Software Sniffs out Criminals by Their Nose
Forget iris and fingerprint – scanning nose could be a faster and easier to verify the identity of a person, according to scientists at the University of Bath.
With concerns about illegal immigration and identity theft, authorities are increasingly using the physical characteristics of an individual, known as biometrics, to confirm his identity.
Unlike other facial features used for biometric data, such as eyes or ears, nose are difficult to hide and does not change much by facial expression.
Dr.
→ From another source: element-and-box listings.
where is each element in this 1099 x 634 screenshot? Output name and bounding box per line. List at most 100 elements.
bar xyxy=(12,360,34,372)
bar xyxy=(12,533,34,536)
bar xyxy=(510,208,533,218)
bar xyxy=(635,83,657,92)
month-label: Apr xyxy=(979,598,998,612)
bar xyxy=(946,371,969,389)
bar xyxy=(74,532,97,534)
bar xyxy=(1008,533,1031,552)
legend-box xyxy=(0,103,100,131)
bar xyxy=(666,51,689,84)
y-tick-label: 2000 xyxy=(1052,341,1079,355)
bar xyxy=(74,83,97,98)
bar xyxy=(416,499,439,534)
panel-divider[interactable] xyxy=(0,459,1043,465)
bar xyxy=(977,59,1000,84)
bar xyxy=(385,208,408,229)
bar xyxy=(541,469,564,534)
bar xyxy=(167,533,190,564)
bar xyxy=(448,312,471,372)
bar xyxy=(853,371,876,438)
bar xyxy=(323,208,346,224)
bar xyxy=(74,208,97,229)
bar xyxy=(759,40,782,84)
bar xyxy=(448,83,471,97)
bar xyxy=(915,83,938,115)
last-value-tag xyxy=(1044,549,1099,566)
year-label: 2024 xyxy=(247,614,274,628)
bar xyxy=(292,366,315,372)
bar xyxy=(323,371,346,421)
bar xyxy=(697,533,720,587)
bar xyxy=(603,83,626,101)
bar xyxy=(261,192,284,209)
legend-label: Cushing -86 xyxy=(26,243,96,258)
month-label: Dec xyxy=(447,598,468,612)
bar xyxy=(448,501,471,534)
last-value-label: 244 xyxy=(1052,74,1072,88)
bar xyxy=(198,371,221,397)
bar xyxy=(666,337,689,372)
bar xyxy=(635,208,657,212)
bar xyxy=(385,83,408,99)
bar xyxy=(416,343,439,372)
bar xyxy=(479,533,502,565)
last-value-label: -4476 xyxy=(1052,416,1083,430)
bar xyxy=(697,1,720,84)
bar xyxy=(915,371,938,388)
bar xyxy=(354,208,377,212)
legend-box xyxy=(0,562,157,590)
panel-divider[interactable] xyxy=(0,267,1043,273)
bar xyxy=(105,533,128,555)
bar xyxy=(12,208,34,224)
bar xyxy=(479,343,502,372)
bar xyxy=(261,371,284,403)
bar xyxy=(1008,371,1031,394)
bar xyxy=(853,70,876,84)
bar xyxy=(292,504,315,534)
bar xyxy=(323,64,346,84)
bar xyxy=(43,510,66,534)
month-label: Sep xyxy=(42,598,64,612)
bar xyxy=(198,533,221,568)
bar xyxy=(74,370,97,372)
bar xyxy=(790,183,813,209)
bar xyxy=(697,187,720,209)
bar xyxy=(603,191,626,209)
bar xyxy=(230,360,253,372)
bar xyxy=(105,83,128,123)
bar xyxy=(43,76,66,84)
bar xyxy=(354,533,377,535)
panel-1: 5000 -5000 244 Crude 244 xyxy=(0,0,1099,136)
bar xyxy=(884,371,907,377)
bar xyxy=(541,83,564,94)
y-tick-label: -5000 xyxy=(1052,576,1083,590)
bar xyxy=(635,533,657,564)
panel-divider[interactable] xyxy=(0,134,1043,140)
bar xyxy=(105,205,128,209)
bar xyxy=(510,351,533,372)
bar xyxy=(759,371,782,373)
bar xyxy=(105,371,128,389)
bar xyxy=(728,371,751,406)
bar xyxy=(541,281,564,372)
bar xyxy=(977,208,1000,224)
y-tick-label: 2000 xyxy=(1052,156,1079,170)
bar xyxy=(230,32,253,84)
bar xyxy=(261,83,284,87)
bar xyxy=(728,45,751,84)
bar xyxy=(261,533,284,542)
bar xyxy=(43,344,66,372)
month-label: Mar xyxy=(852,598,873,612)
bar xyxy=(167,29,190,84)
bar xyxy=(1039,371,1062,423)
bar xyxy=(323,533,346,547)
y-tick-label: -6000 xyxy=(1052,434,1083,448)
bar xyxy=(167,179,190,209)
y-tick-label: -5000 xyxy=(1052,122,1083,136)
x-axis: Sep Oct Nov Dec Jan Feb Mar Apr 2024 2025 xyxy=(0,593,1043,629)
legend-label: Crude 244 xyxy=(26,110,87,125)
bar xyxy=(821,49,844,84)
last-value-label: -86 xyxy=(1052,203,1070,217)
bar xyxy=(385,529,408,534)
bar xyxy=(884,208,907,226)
Adrian Evans and Adrian Moorhouse, University Department of Electrical and Electronic Engineering, decided to investigate whether the images of the noses of people could use to recognize individuals.
We used a photographic system called PhotoFace (http://www.uwe.ac.uk/cems/research/groups/mvl/index.shtml), developed by researchers at the University of West England in Bristol, to explore the 3D shape of the nose of the volunteers and the software used to analyze according to six main forms of the nose: Roman, Greek, Nubian, Hawk, blunt and Turn-up.
Instead of using the whole shape of the nose, the researchers used three characteristics in their analysis: the profile of the ridge, the tip of the nose and nasal root or the section between the eyes at the top of the nose .
They combined the curvature of the ridge with the proportions of the tip and the nasion length width and crest. The combined ratio was used to distinguish between a database of 36 persons.
While the researchers used a relatively small sample, they found that the nose scan showed good potential for use as biometric data, with a rate of good recognition and image processing rate faster than the biometric techniques as recognizing the face.
Dr. Evans said: “Noses facial features are prominent, and yet its use as a biometric has been largely unexplored. We wanted to know how well it could be in recognition of individuals in a database.
“There is no magic biometrics – iris biometrics are powerful, but can be difficult to capture with precision and can be obscured by eyelids or glasses.
“Noses, however, are much easier to photograph and are more difficult to hide, so a system that recognizes the nose work better with a theme uncooperative or for covert surveillance.
“We’ve only tried this on a small sample of people, but the technique clearly demonstrates the potential perhaps to be used in combination with other identification techniques.
Professor Melvyn Smith led the team from the University of West of England (UWE), who developed the system PhotoFace.
He said: “This collaborative project with bath is a very interesting job with great potential. PhotoFace an innovative 3D face data capture system developed as part of a project funded by EPSRC participation UWE, Imperial College, the Ministry Interior (Development Section of Science) and General Dynamics Corp.
“It works by taking pictures illuminated by a beam from different angles so that four images are taken at a very rapid succession of each point of the face, each under different conditions of controlled illumination.
“The technique is known as photometric stereo and Machine Vision Laboratory UWE is one of three centers in the UK with experience in this field. The software works on color, surface orientation and depth of each point of the face by analysis of the shadows within each of the photos.
“The technique is capable of achieving a level of detail is beyond the current competing technologies and can be extended to a myriad of other applications ranging from industrial surface inspection to cosmetics.
The researchers plan in the future to build a large database of the nose to test and refine the software to see if you can select people from a larger group of people, or dividing the family of the same family.